Phenotypes

Phenotypes are given as log₂-fold change (log₂FC) in relative barcode abundances between developmental stages or on sequential days of blood infections. These values are normalised to control mutants (i.e., mutants that can be assumed not to have a phenotype) from the same experiment. Where screens were conducted in batches, the same control mutants were spiked into each batch, and comparability between batches is high. Variance is expressed as standard deviation (SD) between replicates.

To see how precisely phenotypes and variance were calculated in each screen, consult original publications provided here.
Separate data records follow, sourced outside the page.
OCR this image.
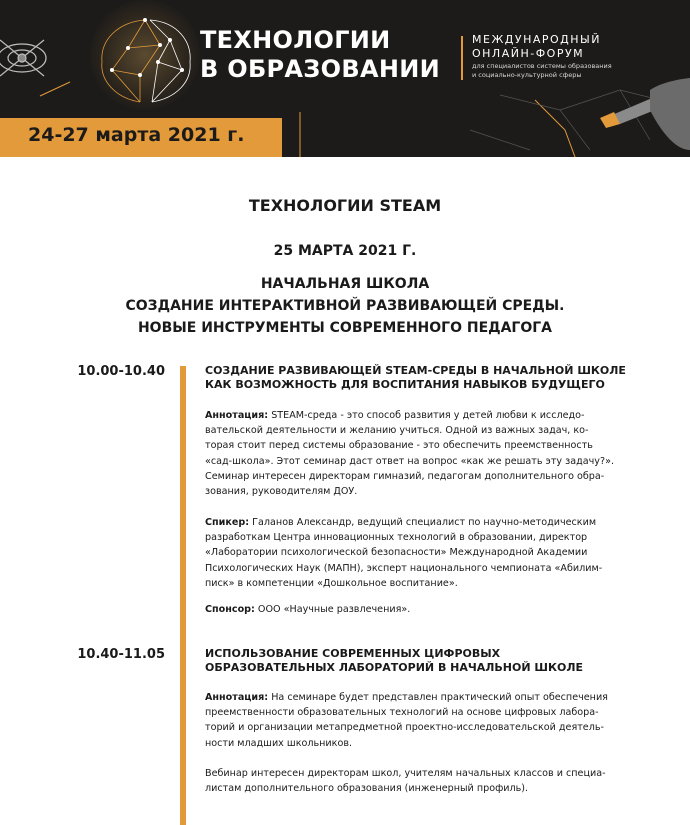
ТЕХНОЛОГИИ
В ОБРАЗОВАНИИ
МЕЖДУНАРОДНЫЙ
ОНЛАЙН-ФОРУМ
для специалистов системы образования
и социально-культурной сферы
24-27 марта 2021 г.
ТЕХНОЛОГИИ STEAM
25 МАРТА 2021 Г.
НАЧАЛЬНАЯ ШКОЛА
СОЗДАНИЕ ИНТЕРАКТИВНОЙ РАЗВИВАЮЩЕЙ СРЕДЫ.
НОВЫЕ ИНСТРУМЕНТЫ СОВРЕМЕННОГО ПЕДАГОГА
10.00-10.40	СОЗДАНИЕ РАЗВИВАЮЩЕЙ STEAM-СРЕДЫ В НАЧАЛЬНОЙ ШКОЛЕ
КАК ВОЗМОЖНОСТЬ ДЛЯ ВОСПИТАНИЯ НАВЫКОВ БУДУЩЕГО
Аннотация: STEAM-среда - это способ развития у детей любви к исследо-
вательской деятельности и желанию учиться. Одной из важных задач, ко-
торая стоит перед системы образование - это обеспечить преемственность
«сад-школа». Этот семинар даст ответ на вопрос «как же решать эту задачу?».
Семинар интересен директорам гимназий, педагогам дополнительного обра-
зования, руководителям ДОУ.
Спикер: Галанов Александр, ведущий специалист по научно-методическим
разработкам Центра инновационных технологий в образовании, директор
«Лаборатории психологической безопасности» Международной Академии
Психологических Наук (МАПН), эксперт национального чемпионата «Абилим-
писк» в компетенции «Дошкольное воспитание».
Спонсор: ООО «Научные развлечения».
10.40-11.05	ИСПОЛЬЗОВАНИЕ СОВРЕМЕННЫХ ЦИФРОВЫХ
ОБРАЗОВАТЕЛЬНЫХ ЛАБОРАТОРИЙ В НАЧАЛЬНОЙ ШКОЛЕ
Аннотация: На семинаре будет представлен практический опыт обеспечения
преемственности образовательных технологий на основе цифровых лабора-
торий и организации метапредметной проектно-исследовательской деятель-
ности младших школьников.
Вебинар интересен директорам школ, учителям начальных классов и специа-
листам дополнительного образования (инженерный профиль).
Individual phenotypes are visualised as follows:

• Blood stage growth: Relative asexual daily growth during days 4-7 after infection is plotted against a measure of confidence (Bushell et al., 2017).
• Blood stage growth 2: Unpublished data from 318 PlasmoGEM vectors with 3 kb homology arms that were made recently and not included in any of the published screens.
• Male gametocyte: Relative abundance of male gametocytes measured by Russell et al. (2023) as expression of a fluorescent reporter protein controlled by a male-specific promoter. Data from a screen that omitted most blood stage essential genes.
• Female gametocyte: Relative abundance of female gametocytes measured by Russell et al. (2023) as expression of a fluorescent reporter protein controlled by a female-specific promoter. Data from a screen that omitted most blood stage essential genes.
• Male fertility: Sayers et al. (2024) mutagenised parasites making only male gametocytes and transmitted them to mosquitoes by crossing with a female-only line. The phenotype relates to the relative ability of mutants to transmit to oocysts. Despite its late endpoint, the screen reports on male fertility because gene functions needed after fertilisation are largely complemented by the opposite sex. Both fertility screens focused on the same gene set as the gametocyte development screens.
• Female fertility: Sayers et al. (2024) mutagenised a female-only line and transmitted mutants to mosquitoes by crossing with a male-only line. The phenotype relates to the relative ability of mutants to transmit to oocysts. Despite its late endpoint, the screen reports on female fertility because gene functions needed after fertilisation are largely complemented by the genome of the opposite sex.
• Male egress: Sayers et al. (2024) conducted a subscreen of their male fertility hits for mutants depleted from a population of gametocytes that had undergone activation to form gametes, egress being the first sign of activation. Hits are genes required at any point prior to egress and include developmental mutants.
• Male motility: Sayers et al. (2024) also stratified their male fertility hits by selecting for mutants that could swim up from a cell pellet as a measure of flagellar motility.
• Oocyst: As part of an experiment to transmit all viable mutants through the life cycle, Stanway et al. (2019) measured the rate with which mutants converted from blood stage to oocyst when transmitted to Anopheles stephensi. This phenotype mostly relates to genes required for gamete fertility in both sexes. Genes whose first essential function is in the ookinete or oocyst were predictably not revealed in this screen since any disruption is heterozygous in the functionally diploid oocyst.
• Sporozoite: Stanway et al. (2019) also measured the ability of oocysts to convert to salivary gland sporozoites, but the ability to detect sporozoite essential genes was limited as expected, since even mutated sporozoites would inherit wild-type proteins from the oocyst.
• Liver: Stanway et al. (2019) measured the ability of pools of mutants from mosquito salivary glands to convert to blood stages when injected i.v. in large numbers. The analysis corrected for blood stage growth rates described by Bushell et al. (2017) to obtain a measure for how much a gene contributes to the parasite’s ability to pass through the liver. Some mutants appear to pass the liver more efficiently, but this probably results largely from an overcompensation for asexual growth rate.